Dólar perde o brilho? Estrategista do BTG Pactual analisa futuro da moeda americana como protagonista global

Dólar mantém sua força no cenário mundial, apesar de debate sobre diversificação

O debate sobre a possível perda de protagonismo do dólar no mercado global tem ganhado força com a recente desvalorização da moeda norte-americana. No entanto, para João Scandiuzzi, estrategista-chefe do BTG Pactual, a moeda dos EUA continuará a desempenhar um papel central no sistema financeiro internacional. Segundo ele, a ausência de uma alternativa com a mesma profundidade de mercado impede uma mudança significativa no curto prazo.

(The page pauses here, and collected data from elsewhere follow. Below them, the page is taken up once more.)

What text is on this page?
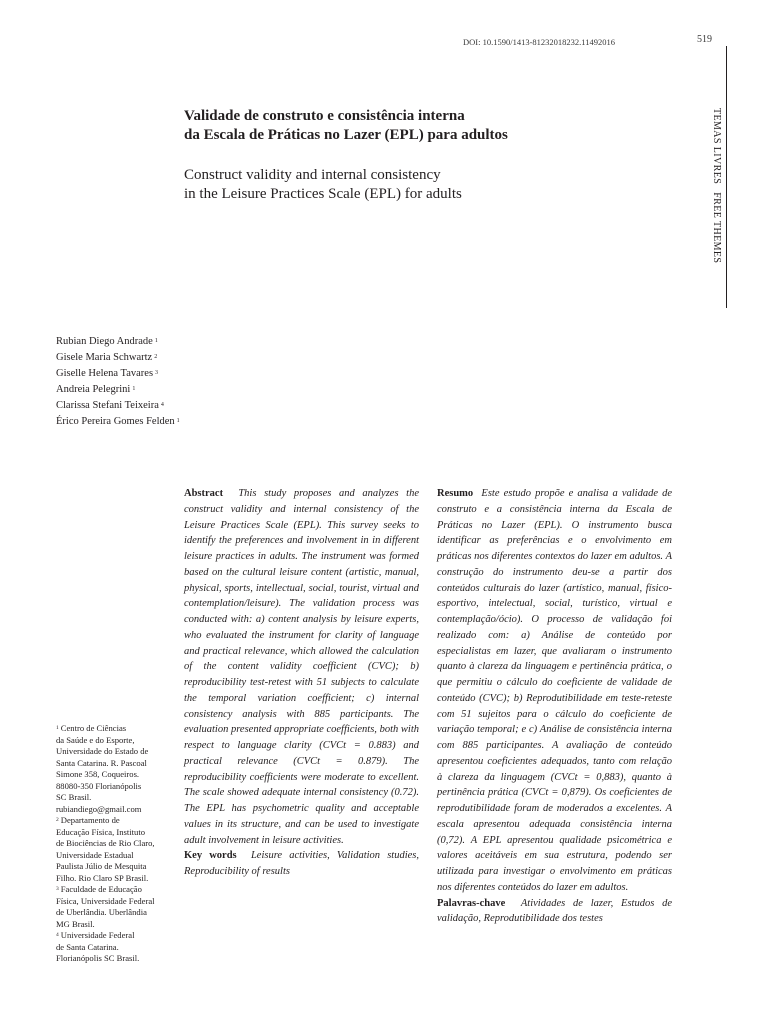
DOI: 10.1590/1413-81232018232.11492016	519
TEMAS LIVRESFREE THEMES
Validade de construto e consistência interna
da Escala de Práticas no Lazer (EPL) para adultos
Construct validity and internal consistency
in the Leisure Practices Scale (EPL) for adults
Rubian Diego Andrade $^1$
Gisele Maria Schwartz $^2$
Giselle Helena Tavares $^3$
Andreia Pelegrini $^1$
Clarissa Stefani Teixeira $^4$
Érico Pereira Gomes Felden $^1$
$^1$ Centro de Ciências
da Saúde e do Esporte,
Universidade do Estado de
Santa Catarina. R. Pascoal
Simone 358, Coqueiros.
88080-350 Florianópolis
SC Brasil.
rubiandiego@gmail.com
$^2$ Departamento de
Educação Física, Instituto
de Biociências de Rio Claro,
Universidade Estadual
Paulista Júlio de Mesquita
Filho. Rio Claro SP Brasil.
$^3$ Faculdade de Educação
Física, Universidade Federal
de Uberlândia. Uberlândia
MG Brasil.
$^4$ Universidade Federal
de Santa Catarina.
Florianópolis SC Brasil.

Abstract This study proposes and analyzes the construct validity and internal consistency of the Leisure Practices Scale (EPL). This survey seeks to identify the preferences and involvement in in different leisure practices in adults. The instrument was formed based on the cultural leisure content (artistic, manual, physical, sports, intellectual, social, tourist, virtual and contemplation/leisure). The validation process was conducted with: a) content analysis by leisure experts, who evaluated the instrument for clarity of language and practical relevance, which allowed the calculation of the content validity coefficient (CVC); b) reproducibility test-retest with 51 subjects to calculate the temporal variation coefficient; c) internal consistency analysis with 885 participants. The evaluation presented appropriate coefficients, both with respect to language clarity (CVCt = 0.883) and practical relevance (CVCt = 0.879). The reproducibility coefficients were moderate to excellent. The scale showed adequate internal consistency (0.72). The EPL has psychometric quality and acceptable values in its structure, and can be used to investigate adult involvement in leisure activities.

Key words Leisure activities, Validation studies, Reproducibility of results

Resumo Este estudo propõe e analisa a validade de construto e a consistência interna da Escala de Práticas no Lazer (EPL). O instrumento busca identificar as preferências e o envolvimento em práticas nos diferentes contextos do lazer em adultos. A construção do instrumento deu-se a partir dos conteúdos culturais do lazer (artístico, manual, físico-esportivo, intelectual, social, turístico, virtual e contemplação/ócio). O processo de validação foi realizado com: a) Análise de conteúdo por especialistas em lazer, que avaliaram o instrumento quanto à clareza da linguagem e pertinência prática, o que permitiu o cálculo do coeficiente de validade de conteúdo (CVC); b) Reprodutibilidade em teste-reteste com 51 sujeitos para o cálculo do coeficiente de variação temporal; e c) Análise de consistência interna com 885 participantes. A avaliação de conteúdo apresentou coeficientes adequados, tanto com relação à clareza da linguagem (CVCt = 0,883), quanto à pertinência prática (CVCt = 0,879). Os coeficientes de reprodutibilidade foram de moderados a excelentes. A escala apresentou adequada consistência interna (0,72). A EPL apresentou qualidade psicométrica e valores aceitáveis em sua estrutura, podendo ser utilizada para investigar o envolvimento em práticas nos diferentes conteúdos do lazer em adultos.

Palavras-chave Atividades de lazer, Estudos de validação, Reprodutibilidade dos testes
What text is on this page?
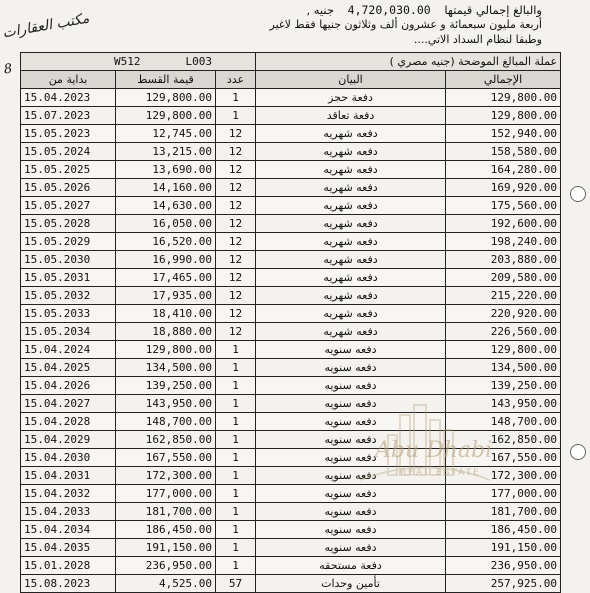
والبالغ إجمالي قيمتها 4,720,030.00 جنيه ,
أربعة مليون سبعمائة و عشرون ألف وثلاثون جنيها فقط لاغير
وطبقا لنظام السداد الاتي....
مكتب العقارات
8	W512 L003			عملة المبالغ الموضحة (جنيه مصري )	
بداية من	قيمة القسط	عدد	البيان	الإجمالي
15.04.2023	129,800.00	1	دفعة حجز	129,800.00
15.07.2023	129,800.00	1	دفعة تعاقد	129,800.00
15.05.2023	12,745.00	12	دفعه شهريه	152,940.00
15.05.2024	13,215.00	12	دفعه شهريه	158,580.00
15.05.2025	13,690.00	12	دفعه شهريه	164,280.00
15.05.2026	14,160.00	12	دفعه شهريه	169,920.00
15.05.2027	14,630.00	12	دفعه شهريه	175,560.00
15.05.2028	16,050.00	12	دفعه شهريه	192,600.00
15.05.2029	16,520.00	12	دفعه شهريه	198,240.00
15.05.2030	16,990.00	12	دفعه شهريه	203,880.00
15.05.2031	17,465.00	12	دفعه شهريه	209,580.00
15.05.2032	17,935.00	12	دفعه شهريه	215,220.00
15.05.2033	18,410.00	12	دفعه شهريه	220,920.00
15.05.2034	18,880.00	12	دفعه شهريه	226,560.00
15.04.2024	129,800.00	1	دفعه سنويه	129,800.00
15.04.2025	134,500.00	1	دفعه سنويه	134,500.00
15.04.2026	139,250.00	1	دفعه سنويه	139,250.00
15.04.2027	143,950.00	1	دفعه سنويه	143,950.00
15.04.2028	148,700.00	1	دفعه سنويه	148,700.00
15.04.2029	162,850.00	1	دفعه سنويه	162,850.00
15.04.2030	167,550.00	1	دفعه سنويه	167,550.00
15.04.2031	172,300.00	1	دفعه سنويه	172,300.00
15.04.2032	177,000.00	1	دفعه سنويه	177,000.00
15.04.2033	181,700.00	1	دفعه سنويه	181,700.00
15.04.2034	186,450.00	1	دفعه سنويه	186,450.00
15.04.2035	191,150.00	1	دفعه سنويه	191,150.00
15.01.2028	236,950.00	1	دفعة مستحقه	236,950.00
15.08.2023	4,525.00	57	تأمين وحدات	257,925.00
Abu Dhabi
REAL ESTATE
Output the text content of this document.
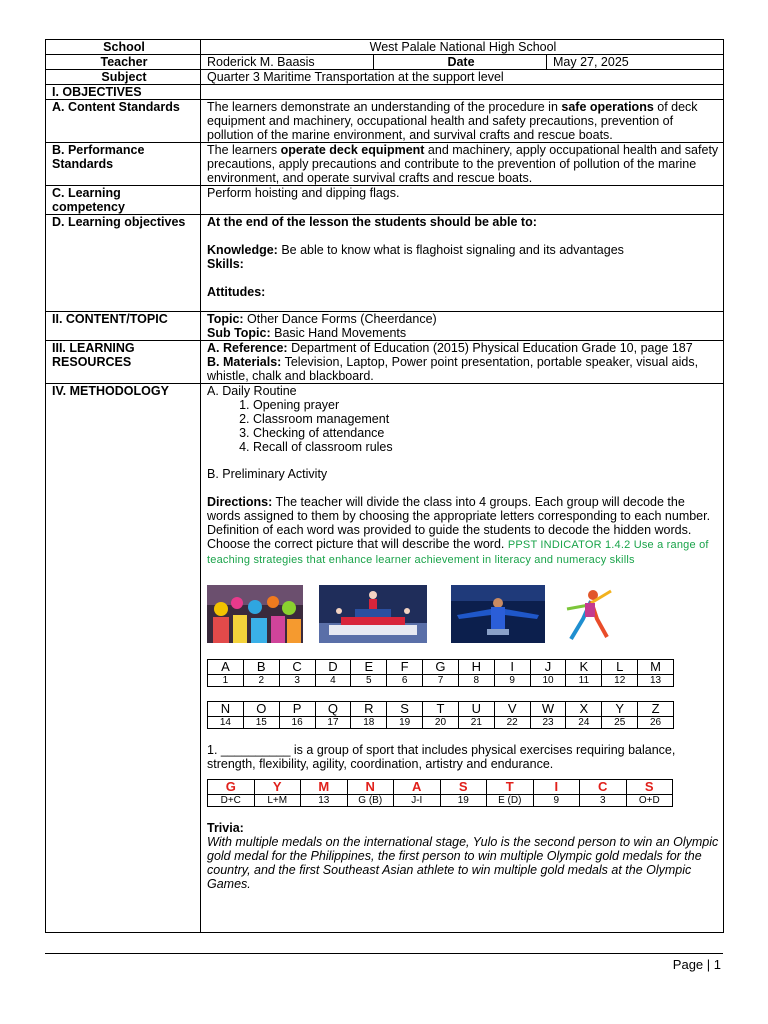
School	West Palale National High School
Teacher	Roderick M. Baasis	Date	May 27, 2025
Subject	Quarter 3 Maritime Transportation at the support level
I. OBJECTIVES	
A. Content Standards	The learners demonstrate an understanding of the procedure in safe operations of deck equipment and machinery, occupational health and safety precautions, prevention of pollution of the marine environment, and survival crafts and rescue boats.
B. Performance Standards	The learners operate deck equipment and machinery, apply occupational health and safety precautions, apply precautions and contribute to the prevention of pollution of the marine environment, and operate survival crafts and rescue boats.
C. Learning competency	Perform hoisting and dipping flags.
D. Learning objectives	At the end of the lesson the students should be able to:
Knowledge: Be able to know what is flaghoist signaling and its advantages
Skills:
Attitudes:

II. CONTENT/TOPIC	Topic: Other Dance Forms (Cheerdance)
Sub Topic: Basic Hand Movements

III. LEARNING RESOURCES	
A. Reference: Department of Education (2015) Physical Education Grade 10, page 187
B. Materials: Television, Laptop, Power point presentation, portable speaker, visual aids, whistle, chalk and blackboard.

IV. METHODOLOGY	A. Daily Routine
1. Opening prayer
2. Classroom management
3. Checking of attendance
4. Recall of classroom rules
B. Preliminary Activity
Directions: The teacher will divide the class into 4 groups. Each group will decode the words assigned to them by choosing the appropriate letters corresponding to each number. Definition of each word was provided to guide the students to decode the hidden words. Choose the correct picture that will describe the word. PPST INDICATOR 1.4.2 Use a range of teaching strategies that enhance learner achievement in literacy and numeracy skills
A	B	C	D	E	F	G	H	I	J	K	L	M
1	2	3	4	5	6	7	8	9	10	11	12	13
N	O	P	Q	R	S	T	U	V	W	X	Y	Z
14	15	16	17	18	19	20	21	22	23	24	25	26
1. __________ is a group of sport that includes physical exercises requiring balance, strength, flexibility, agility, coordination, artistry and endurance.
G	Y	M	N	A	S	T	I	C	S
D+C	L+M	13	G (B)	J-I	19	E (D)	9	3	O+D
Trivia:
With multiple medals on the international stage, Yulo is the second person to win an Olympic gold medal for the Philippines, the first person to win multiple Olympic gold medals for the country, and the first Southeast Asian athlete to win multiple gold medals at the Olympic Games.
Page | 1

Economia dos EUA e atratividade de investimentos sustentam o dólar

Scandiuzzi explicou que a resiliência da economia americana é um dos principais fatores que mantêm o dólar como referência. Mesmo diante de cenários adversos, como a alta rápida de juros e outros choques, a economia dos Estados Unidos tem demonstrado crescimento consistente, o que continua a atrair capital global. “O mercado chegou a precificar uma recessão em diferentes momentos […], mas a economia dos Estados Unidos seguiu crescendo bem. Isso mantém o fluxo de capital concentrado lá fora”, afirmou o estrategista durante o evento VTEX Day, em São Paulo.

Além disso, um novo ciclo de investimentos, especialmente em inteligência artificial, tem mobilizado centenas de bilhões de dólares, aumentando ainda mais a atratividade dos ativos americanos. Esse fluxo de capital ajuda a sustentar o dólar em patamares elevados, dificultando uma mudança estrutural no sistema financeiro global no curto prazo.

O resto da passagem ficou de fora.